8. THE THING (Arrow Video)
The 4K restoration is stupendous and perfectly captures the filmic textures and sonic shocks I remember from my first theatrical viewing of the picture. This alone would be significant, and a great advance over any other available release, but Arrow once again refuses to be outdone, adding in a new commentary, a feature-length making-of documentary from Ballyhood Productions presented in segments, a half-hour documentary (also from Ballyhoo) about 1982's big summer of horror releases, and more. Scream Factory's deluxe two-disc set from 2012 remains necessary for its unique extras, which extend to an extra commentary and numerous interviews with cast and crew.   

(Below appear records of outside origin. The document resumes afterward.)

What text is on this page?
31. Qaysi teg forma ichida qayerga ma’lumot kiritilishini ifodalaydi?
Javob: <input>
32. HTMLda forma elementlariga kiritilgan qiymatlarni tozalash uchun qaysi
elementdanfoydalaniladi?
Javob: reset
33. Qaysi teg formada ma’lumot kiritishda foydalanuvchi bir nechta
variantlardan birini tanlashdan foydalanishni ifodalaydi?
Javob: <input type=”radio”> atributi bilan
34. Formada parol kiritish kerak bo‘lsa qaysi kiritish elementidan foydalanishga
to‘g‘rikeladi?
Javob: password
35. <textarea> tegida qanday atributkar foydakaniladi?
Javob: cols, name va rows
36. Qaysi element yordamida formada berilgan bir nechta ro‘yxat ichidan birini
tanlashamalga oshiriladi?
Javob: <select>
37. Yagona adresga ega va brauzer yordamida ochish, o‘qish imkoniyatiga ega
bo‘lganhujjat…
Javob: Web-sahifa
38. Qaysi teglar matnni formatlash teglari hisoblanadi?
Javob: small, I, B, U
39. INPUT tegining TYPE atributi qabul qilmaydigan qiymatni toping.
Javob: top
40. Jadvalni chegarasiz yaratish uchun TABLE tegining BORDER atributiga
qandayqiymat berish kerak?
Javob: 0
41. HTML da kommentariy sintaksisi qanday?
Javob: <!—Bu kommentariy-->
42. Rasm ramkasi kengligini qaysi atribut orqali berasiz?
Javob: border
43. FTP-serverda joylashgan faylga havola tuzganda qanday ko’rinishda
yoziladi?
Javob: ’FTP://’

9. FUNERAL PARADE OF ROSES and AVANT-GARDE SHORT FILMS (Cineliciouspics)
The centerpiece of this collection of films by Japanese maverick filmmaker Toshio Matsumoto is an electrifying, B&W docudrama from 1969 telling the story of a torturous love triangle set against the backdrop of the Bar Genet, a Tokyo nightclub with drag queen hostesses catering to gay members. The film stars, of all people, Yoshio Tsuchiya (who died earlier this year, familiar from countless Kurosawa and Toho kaiju eiga) but the film is stolen by the haunting transgender actor Peter (pictured on the cover), whose new breed youth and beauty pose a personal and professional threat to the club's reigning and more traditional Madam, Leda (Osamu Ogasawara). A deep plunge into a fascinating alien counter-culture, this movie is said to have influenced Kubrick's A CLOCKWORK ORANGE (it's certainly where the high-speed sex scene came from) and it reminds us of the value to by found by occasionally venturing outside one's habit trails and comfort zone. There's a helpful, informative commentary by Chris D. as well. Also included is a separate disc of eight Matsumoto short films which focus on such disparate subjects as the Mona Lisa and a toilet seat, and surprisingly often attain a state of trancendental trippiness. 

10. I'LL BE SEEING YOU (Kino Lorber)
I like to end with a dark horse, and this 1944 William Dieterle film from the Selznick company was new to me and a very pleasant surprise: an unseemly wartime story about two broken people (Joseph Cotten and Ginger Rogers) fulfilling their obligations to society - an Army sergeant and a woman jailed for manslaughter - who meet on a train at Christmas time at the outset of different kinds of furlough. He's been injured in the line of duty (we never learn exactly how) and is dealing with PTSD, and she (an innocent woman convicted of her role in causing an accident that killed a man attempting to rape her) has been given an eight-day release for good behavior. Neither of them is entirely forthcoming about who they are, or what has made them who they presently are, but they fall in love in the shadows of an America already showing widespread signs of post-war anxieties and distortion. Finely crafted, well-acted across the board (Shirley Temple, Spring Byington, even bit parts by Chill Wills and John Derek), the film is also provided with a fine commentary by Kat Ellinger and Samm Deighan (them again!), working a little off their usual beat but nevertheless supplying a perceptive reading of the film as well as providing some helpful historical context.